= Lauritz Dorenfeldt Jenssen =

Norwegian businessman (1801–1859)

Lauritz Dorenfeldt Jenssen (4 February 1801 - 7 June 1859) was a Norwegian businessman and politician.

He was born in Throndhjem as the son of businessman Matz Jenssen (1760–1813) and his wife Anna, née Schjelderup Dorenfeldt (1763–1846). His older brothers Jens Nicolai Jenssen and Hans Peter Jenssen, Sr. ran the family company Jenssen & Co; Jens Nicolai later founding a rivalling company Jenssen & Sønner in 1837. Lauritz Dorenfeldt Jenssen enrolled as a student in 1821, and graduated with the cand.theol. degree in 1831. However, he did not become a priest. In 1836 he bought the farm Ranheim in the parish of Strinden for 23,000 Norwegian speciedaler, and ran a "significant" industrial company here. He also served as mayor of Strinden municipality, from 1844 to 1845 and 1850 to 1853.
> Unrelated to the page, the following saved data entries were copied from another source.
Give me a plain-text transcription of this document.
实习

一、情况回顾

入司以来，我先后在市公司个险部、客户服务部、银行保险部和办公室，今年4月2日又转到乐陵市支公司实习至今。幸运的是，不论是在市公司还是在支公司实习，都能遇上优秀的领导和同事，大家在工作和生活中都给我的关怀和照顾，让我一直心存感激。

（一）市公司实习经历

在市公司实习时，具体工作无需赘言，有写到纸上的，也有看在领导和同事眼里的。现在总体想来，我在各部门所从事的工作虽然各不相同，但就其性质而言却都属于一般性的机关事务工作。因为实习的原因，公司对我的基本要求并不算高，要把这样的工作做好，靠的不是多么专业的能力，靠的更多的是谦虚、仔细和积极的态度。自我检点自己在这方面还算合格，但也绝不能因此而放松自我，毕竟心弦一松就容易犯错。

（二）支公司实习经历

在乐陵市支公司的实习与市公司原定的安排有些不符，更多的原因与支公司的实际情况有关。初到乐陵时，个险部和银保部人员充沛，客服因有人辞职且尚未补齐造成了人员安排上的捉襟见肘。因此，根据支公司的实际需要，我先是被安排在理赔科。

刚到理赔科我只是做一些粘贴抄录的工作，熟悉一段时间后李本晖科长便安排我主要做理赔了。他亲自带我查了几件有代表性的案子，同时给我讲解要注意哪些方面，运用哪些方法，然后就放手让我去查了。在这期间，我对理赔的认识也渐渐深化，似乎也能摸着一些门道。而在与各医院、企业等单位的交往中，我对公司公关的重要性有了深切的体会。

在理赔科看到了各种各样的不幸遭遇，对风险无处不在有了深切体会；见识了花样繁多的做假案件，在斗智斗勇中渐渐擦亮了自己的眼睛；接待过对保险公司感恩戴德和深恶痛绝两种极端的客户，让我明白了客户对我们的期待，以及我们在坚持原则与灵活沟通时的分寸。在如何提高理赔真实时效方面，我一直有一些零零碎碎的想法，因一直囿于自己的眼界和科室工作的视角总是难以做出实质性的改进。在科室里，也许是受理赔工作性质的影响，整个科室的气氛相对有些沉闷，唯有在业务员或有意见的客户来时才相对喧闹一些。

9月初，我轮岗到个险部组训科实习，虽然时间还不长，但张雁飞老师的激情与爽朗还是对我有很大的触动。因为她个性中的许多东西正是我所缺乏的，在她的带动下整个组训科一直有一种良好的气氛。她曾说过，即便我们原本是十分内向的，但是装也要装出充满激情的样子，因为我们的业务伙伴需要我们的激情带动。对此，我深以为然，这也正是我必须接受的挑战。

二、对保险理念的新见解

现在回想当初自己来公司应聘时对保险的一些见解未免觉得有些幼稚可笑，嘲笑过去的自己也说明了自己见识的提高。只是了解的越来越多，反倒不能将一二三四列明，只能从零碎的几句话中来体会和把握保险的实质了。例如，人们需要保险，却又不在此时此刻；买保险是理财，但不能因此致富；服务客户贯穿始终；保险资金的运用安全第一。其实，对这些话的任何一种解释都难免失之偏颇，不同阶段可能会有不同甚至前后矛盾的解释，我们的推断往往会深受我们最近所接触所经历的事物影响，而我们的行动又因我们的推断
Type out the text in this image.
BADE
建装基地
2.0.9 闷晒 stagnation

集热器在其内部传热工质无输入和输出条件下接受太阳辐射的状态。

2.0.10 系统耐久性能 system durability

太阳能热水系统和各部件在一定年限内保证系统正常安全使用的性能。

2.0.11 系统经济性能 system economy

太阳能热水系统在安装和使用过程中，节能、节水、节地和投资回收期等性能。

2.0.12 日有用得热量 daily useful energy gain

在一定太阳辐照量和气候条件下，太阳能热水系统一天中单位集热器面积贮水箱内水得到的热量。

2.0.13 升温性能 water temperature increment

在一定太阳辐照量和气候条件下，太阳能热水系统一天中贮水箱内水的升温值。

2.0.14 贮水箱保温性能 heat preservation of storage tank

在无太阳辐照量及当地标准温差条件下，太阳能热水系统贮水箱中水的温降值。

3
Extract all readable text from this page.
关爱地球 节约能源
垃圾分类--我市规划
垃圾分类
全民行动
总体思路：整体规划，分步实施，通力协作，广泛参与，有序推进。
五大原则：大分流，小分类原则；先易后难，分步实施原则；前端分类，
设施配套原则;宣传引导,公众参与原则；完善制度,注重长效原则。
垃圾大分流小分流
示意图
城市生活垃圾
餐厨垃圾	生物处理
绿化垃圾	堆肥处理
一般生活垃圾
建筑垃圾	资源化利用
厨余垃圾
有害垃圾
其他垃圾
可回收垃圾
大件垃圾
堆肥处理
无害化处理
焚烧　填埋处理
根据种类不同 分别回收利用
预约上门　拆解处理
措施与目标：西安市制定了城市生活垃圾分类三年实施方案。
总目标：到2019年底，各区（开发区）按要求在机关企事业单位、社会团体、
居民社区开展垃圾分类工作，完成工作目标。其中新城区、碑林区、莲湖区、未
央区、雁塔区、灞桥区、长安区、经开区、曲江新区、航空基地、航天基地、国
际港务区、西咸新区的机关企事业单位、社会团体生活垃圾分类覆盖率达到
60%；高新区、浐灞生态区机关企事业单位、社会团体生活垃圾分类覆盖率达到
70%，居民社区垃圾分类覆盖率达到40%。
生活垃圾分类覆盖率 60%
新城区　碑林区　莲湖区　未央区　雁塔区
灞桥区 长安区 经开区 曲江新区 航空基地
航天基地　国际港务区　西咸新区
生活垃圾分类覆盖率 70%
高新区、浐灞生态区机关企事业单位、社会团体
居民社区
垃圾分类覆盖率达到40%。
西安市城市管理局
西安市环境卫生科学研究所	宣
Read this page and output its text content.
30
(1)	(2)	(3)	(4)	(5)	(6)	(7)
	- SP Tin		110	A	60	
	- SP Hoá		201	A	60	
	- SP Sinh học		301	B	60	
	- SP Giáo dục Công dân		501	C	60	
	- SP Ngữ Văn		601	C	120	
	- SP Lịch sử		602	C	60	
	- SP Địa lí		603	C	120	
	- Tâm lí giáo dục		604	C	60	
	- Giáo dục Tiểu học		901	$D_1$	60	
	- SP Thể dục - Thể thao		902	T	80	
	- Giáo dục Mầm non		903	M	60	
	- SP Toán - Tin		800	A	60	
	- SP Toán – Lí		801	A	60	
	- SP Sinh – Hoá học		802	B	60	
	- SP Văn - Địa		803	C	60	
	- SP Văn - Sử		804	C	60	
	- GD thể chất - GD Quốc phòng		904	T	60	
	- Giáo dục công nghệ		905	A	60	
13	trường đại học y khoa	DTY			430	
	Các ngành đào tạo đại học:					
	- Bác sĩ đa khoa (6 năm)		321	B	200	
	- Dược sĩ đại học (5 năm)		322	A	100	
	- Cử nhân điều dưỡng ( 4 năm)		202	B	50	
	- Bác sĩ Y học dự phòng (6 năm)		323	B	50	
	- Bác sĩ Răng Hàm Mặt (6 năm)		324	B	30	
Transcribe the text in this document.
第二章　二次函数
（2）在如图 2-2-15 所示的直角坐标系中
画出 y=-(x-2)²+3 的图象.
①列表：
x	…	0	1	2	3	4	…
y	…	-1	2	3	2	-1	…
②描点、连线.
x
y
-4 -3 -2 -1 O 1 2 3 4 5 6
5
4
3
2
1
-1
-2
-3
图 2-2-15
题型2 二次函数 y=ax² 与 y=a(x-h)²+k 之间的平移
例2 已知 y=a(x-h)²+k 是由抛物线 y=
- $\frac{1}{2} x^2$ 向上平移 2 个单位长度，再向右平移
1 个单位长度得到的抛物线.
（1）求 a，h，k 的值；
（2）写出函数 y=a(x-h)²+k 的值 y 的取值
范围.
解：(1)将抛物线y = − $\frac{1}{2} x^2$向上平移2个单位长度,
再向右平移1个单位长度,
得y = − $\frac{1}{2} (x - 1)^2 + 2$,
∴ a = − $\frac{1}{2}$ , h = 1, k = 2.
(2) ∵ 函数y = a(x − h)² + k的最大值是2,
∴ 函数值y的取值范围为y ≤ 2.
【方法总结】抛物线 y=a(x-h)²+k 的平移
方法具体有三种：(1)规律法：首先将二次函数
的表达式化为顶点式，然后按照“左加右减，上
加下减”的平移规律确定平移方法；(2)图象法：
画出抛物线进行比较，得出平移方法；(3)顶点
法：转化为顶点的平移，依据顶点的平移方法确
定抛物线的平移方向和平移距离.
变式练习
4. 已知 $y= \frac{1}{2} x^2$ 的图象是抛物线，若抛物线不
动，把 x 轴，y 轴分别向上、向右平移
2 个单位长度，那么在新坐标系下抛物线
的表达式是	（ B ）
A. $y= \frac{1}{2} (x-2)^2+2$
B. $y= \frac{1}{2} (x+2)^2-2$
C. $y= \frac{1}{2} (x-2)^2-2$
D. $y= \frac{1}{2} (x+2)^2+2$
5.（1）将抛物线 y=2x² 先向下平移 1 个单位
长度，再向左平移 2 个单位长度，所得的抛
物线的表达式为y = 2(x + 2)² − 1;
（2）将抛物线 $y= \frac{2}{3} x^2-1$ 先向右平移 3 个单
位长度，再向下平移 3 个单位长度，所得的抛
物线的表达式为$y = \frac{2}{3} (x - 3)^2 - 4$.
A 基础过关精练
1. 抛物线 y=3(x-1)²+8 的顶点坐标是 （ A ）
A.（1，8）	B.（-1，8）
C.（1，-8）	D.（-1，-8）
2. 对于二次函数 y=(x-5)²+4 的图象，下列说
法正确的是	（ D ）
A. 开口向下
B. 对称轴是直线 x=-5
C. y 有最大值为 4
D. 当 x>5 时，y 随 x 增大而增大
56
In July 1836, Jenssen married Karen Amalie Hagerup (1811–1890), a daughter of Caspar Peter Hagerup and sister of Henrik Steffens Hagerup. Their son Lauritz established the paper factory Ranheims Papirfabrik, and also served as a politician. Through his son, Lauritz Dorenfeldt Jenssen was the grandfather of chemical engineer Margot Dorenfeldt and politicians Hans Jørgen and Worm Hirsch Darre-Jenssen. Through his sister Nicoline, who married his wife's brother Henrik Steffens Hagerup, he was also the uncle of Prime Minister Francis Hagerup.